Фестиваль музыка
Второй фестиваль камерной музыки Vivarte, организованный Третьяковской галереей и культурно-благотворительным фондом "U-ART: Ты и искусство", прошел в залах музея и на улицах по соседству. Академические камерные программы в расписании стояли рядом с оркестровыми и джазовыми, а картины из запасников, экспонировавшиеся перед концертами, придают фестивальному сюжету индивидуальность. Рассказывает Юлия Бедерова.
Концепция Vivarte (художественный руководитель Борис Андрианов), в центре программ которого — камерная музыка, а в основе сюжета — показ нескольких картин из запасников Третьяковки, напоминает об идеологии "Декабрьских вечеров". Но связь музыки и изобразительного искусства здесь интерпретирована иначе: единой темы нет, что избавляет фестиваль от программности и риска натяжек и в то же время придает ему элегантный, интеллектуальный и чуть кокетливый пафос. Интрига в том, что живописный сюжет до поры скрыт: в то время как сайт и буклет заранее подробно рассказывают о музыкальном содержании, о живописном публика узнает только на концерте. Технология сюрприза — не единственная из размягчающих высоколобый формат академического фестиваля. Всего пара акцентов — звездные, но не дежурные имена исполнителей, джазовый сет, барочный оркестровый вечер (с последователями не чуждых популизма итальянских аутентистов Il Giardino Armonico музыкантами ансамбля La Voce Strumentale Дмитрия Синьковского), а также финальные "Променады" (уличные концерты со звездами и легкой популярной классикой) — и камерный академизм уже не кажется неприступным. Врубелевский зал полон, на концерте в фойе на Крымском Валу люди сидят на ступеньках, публика спорит о связи лондонских "Промс" и третьяковских променадов в том смысле, что с классической музыкой и в Европе так бывает, а у интернет-трансляций фестиваля набирается больше 20 тысяч просмотров.
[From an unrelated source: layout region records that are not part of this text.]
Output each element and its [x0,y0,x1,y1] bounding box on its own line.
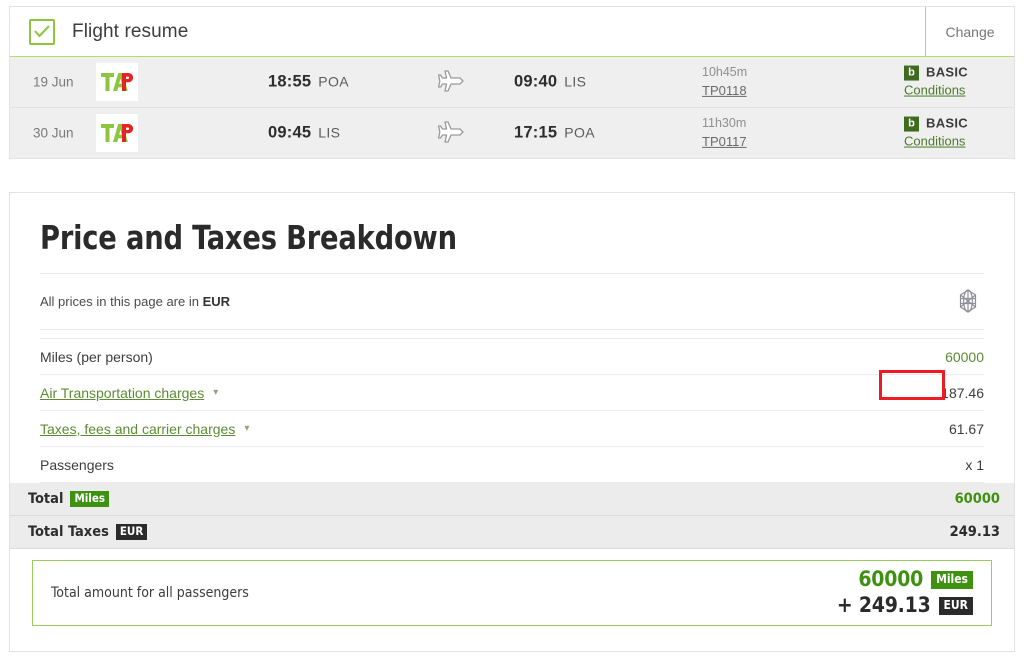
price-row-label: Miles (per person) [40,348,153,365]
total-miles-label: Total [28,491,64,507]
total-miles-label-group: Total Miles [28,491,110,507]
currency-note-prefix: All prices in this page are in [40,294,203,309]
price-row-label-group: Taxes, fees and carrier charges ▾ [40,421,249,437]
price-row-taxes-fees: Taxes, fees and carrier charges ▾ 61.67 [40,411,984,447]
page-root: Flight resume Change 19 Jun 18:55 POA 09… [0,0,1024,659]
tap-logo [96,63,138,101]
currency-note: All prices in this page are in EUR [40,294,230,309]
flight-resume-card: Flight resume Change 19 Jun 18:55 POA 09… [9,6,1015,159]
flight-resume-header: Flight resume Change [10,7,1014,57]
chevron-down-icon[interactable]: ▾ [244,423,249,434]
grand-total-values: 60000 Miles + 249.13 EUR [837,567,973,618]
flight-duration: 10h45m [702,64,748,79]
price-breakdown-card: Price and Taxes Breakdown All prices in … [9,192,1015,652]
fare-block: b BASIC Conditions [904,64,968,101]
arrival-airport: LIS [564,73,587,90]
grand-total-box: Total amount for all passengers 60000 Mi… [32,560,992,626]
miles-badge: Miles [70,491,110,507]
flight-resume-title: Flight resume [72,20,189,42]
flight-row: 30 Jun 09:45 LIS 17:15 POA 11h30m TP0117… [10,108,1014,158]
price-row-value: x 1 [965,456,984,473]
tap-logo [96,114,138,152]
conditions-link[interactable]: Conditions [904,82,968,100]
arrival-info: 09:40 LIS [514,73,586,92]
departure-airport: LIS [318,124,341,141]
departure-airport: POA [318,73,349,90]
price-row-label: Passengers [40,456,114,473]
flight-duration-block: 11h30m TP0117 [702,115,747,151]
eur-badge: EUR [115,524,148,540]
arrival-info: 17:15 POA [514,124,595,143]
price-row-value: 60000 [945,348,984,365]
price-row-miles: Miles (per person) 60000 [40,339,984,375]
total-miles-value: 60000 [954,491,1000,507]
departure-info: 09:45 LIS [268,124,340,143]
page-title: Price and Taxes Breakdown [40,218,457,257]
departure-time: 18:55 [268,72,312,91]
price-row-passengers: Passengers x 1 [40,447,984,483]
plane-icon [438,121,466,145]
flight-duration: 11h30m [702,115,747,130]
taxes-fees-carrier-charges-link[interactable]: Taxes, fees and carrier charges [40,421,235,437]
flight-duration-block: 10h45m TP0118 [702,64,747,100]
arrival-airport: POA [564,124,595,141]
globe-icon[interactable] [954,287,984,317]
eur-badge: EUR [938,596,973,615]
flight-date: 19 Jun [33,74,74,90]
flight-number-link[interactable]: TP0117 [702,133,747,151]
price-row-label-group: Air Transportation charges ▾ [40,385,218,401]
check-icon [34,25,50,38]
plane-icon [438,70,466,94]
flight-date: 30 Jun [33,125,74,141]
fare-block: b BASIC Conditions [904,115,968,152]
fare-name: BASIC [926,64,968,80]
price-row-air-transportation: Air Transportation charges ▾ 187.46 [40,369,984,411]
arrival-time: 09:40 [514,72,558,91]
grand-total-taxes-line: + 249.13 EUR [837,593,973,619]
miles-badge: Miles [931,571,973,590]
grand-total-miles-value: 60000 [858,567,924,592]
air-transportation-charges-link[interactable]: Air Transportation charges [40,385,204,401]
price-row-value: 187.46 [941,384,984,401]
flight-row: 19 Jun 18:55 POA 09:40 LIS 10h45m TP0118… [10,57,1014,108]
grand-total-taxes-value: + 249.13 [836,593,931,617]
grand-total-label: Total amount for all passengers [51,585,249,601]
departure-info: 18:55 POA [268,73,349,92]
departure-time: 09:45 [268,123,312,142]
total-taxes-label: Total Taxes [28,524,109,540]
flight-number-link[interactable]: TP0118 [702,82,747,100]
flight-resume-checkbox[interactable] [29,18,55,45]
arrival-time: 17:15 [514,123,558,142]
price-row-value: 61.67 [948,420,984,437]
fare-badge-icon: b [904,65,919,81]
fare-name: BASIC [926,115,968,131]
chevron-down-icon[interactable]: ▾ [213,387,218,398]
total-taxes-row: Total Taxes EUR 249.13 [10,516,1014,549]
highlighted-value-wrap: 187.46 [879,369,984,401]
currency-note-row: All prices in this page are in EUR [40,274,984,329]
conditions-link[interactable]: Conditions [904,133,968,151]
total-taxes-value: 249.13 [949,524,1000,540]
grand-total-miles-line: 60000 Miles [837,567,973,593]
currency-code: EUR [202,294,231,309]
fare-badge-icon: b [904,116,919,132]
total-taxes-label-group: Total Taxes EUR [28,524,148,540]
total-miles-row: Total Miles 60000 [10,483,1014,516]
price-breakdown-body: All prices in this page are in EUR Miles… [10,273,1014,626]
change-button[interactable]: Change [925,7,1014,56]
Несмотря на долю компромиссности в формате, сами камерные программы "альтернативных "Декабрьских вечеров"" устроены и сыграны строго и прихотливо. Репертуарный маршрут (от Баха, Моцарта и Шуберта до Бриттена, Равеля и Шостаковича) нарисован выразительно, а мировые и российские премьеры в сочетании с живописью сообщают ему неавантюрную авантажность. Взаимоотношения изобразительного и музыкального рядов далеки от иллюстративных. В том, что обаятельной премьере "Belle Epoque" Сергея Ахунова по заказу фестиваля и российской премьере "Chaotic Harmony" Филипа Гласса в переложении Массимо Марчелли предпослана "Тихая обитель" (1890) Исаака Левитана, российской премьере Альтового концерта Петериса Васкса, написанного в 2015 году для Максима Рысанова и сыгранного им в один вечер с 14-й симфонией Шостаковича, аккомпанирует "Китайский натюрморт" (1910) Натальи Гончаровой, а в квартетной программе участвует работа из коллекции советского неофициального искусства Леонида Талочкина "Даймлер" (1971, Борис Бич) — не найти прямых календарных, стилистических или сюжетных параллелей. Тем сильнее могут оказаться эмоциональные, когда, к примеру, вместе с самой лаконично бескомпромиссной программой из двух фортепианных квинтетов Шумана и Брамса выступает портрет Саломеи Андрониковой, написанный Петровым-Водкиным. На заказном парижском портрете 1925 года подруга и покровительница Цветаевой предстает в сумрачно богородичном облике. И в простоте, печали и изощренности портрета при желании можно услышать рифму если не ко всему Квинтету Шумана, то по крайней мере к мерцающей сдержанности второй части. А в драматической истории героини, случайно оказавшейся в эмиграции, чья мечта о возвращении так страшно реализовалась в судьбе Цветаевой,— эмоциональные черты плотной, взвинченной драматургии Квинтета Брамса. Исполняя его, ансамбль Бориса Березовского, Юлиана Рахлина, Сары Макелрави, Клары Джуми Кан и Бориса Андрианова стал безупречно пышным и равно утонченным.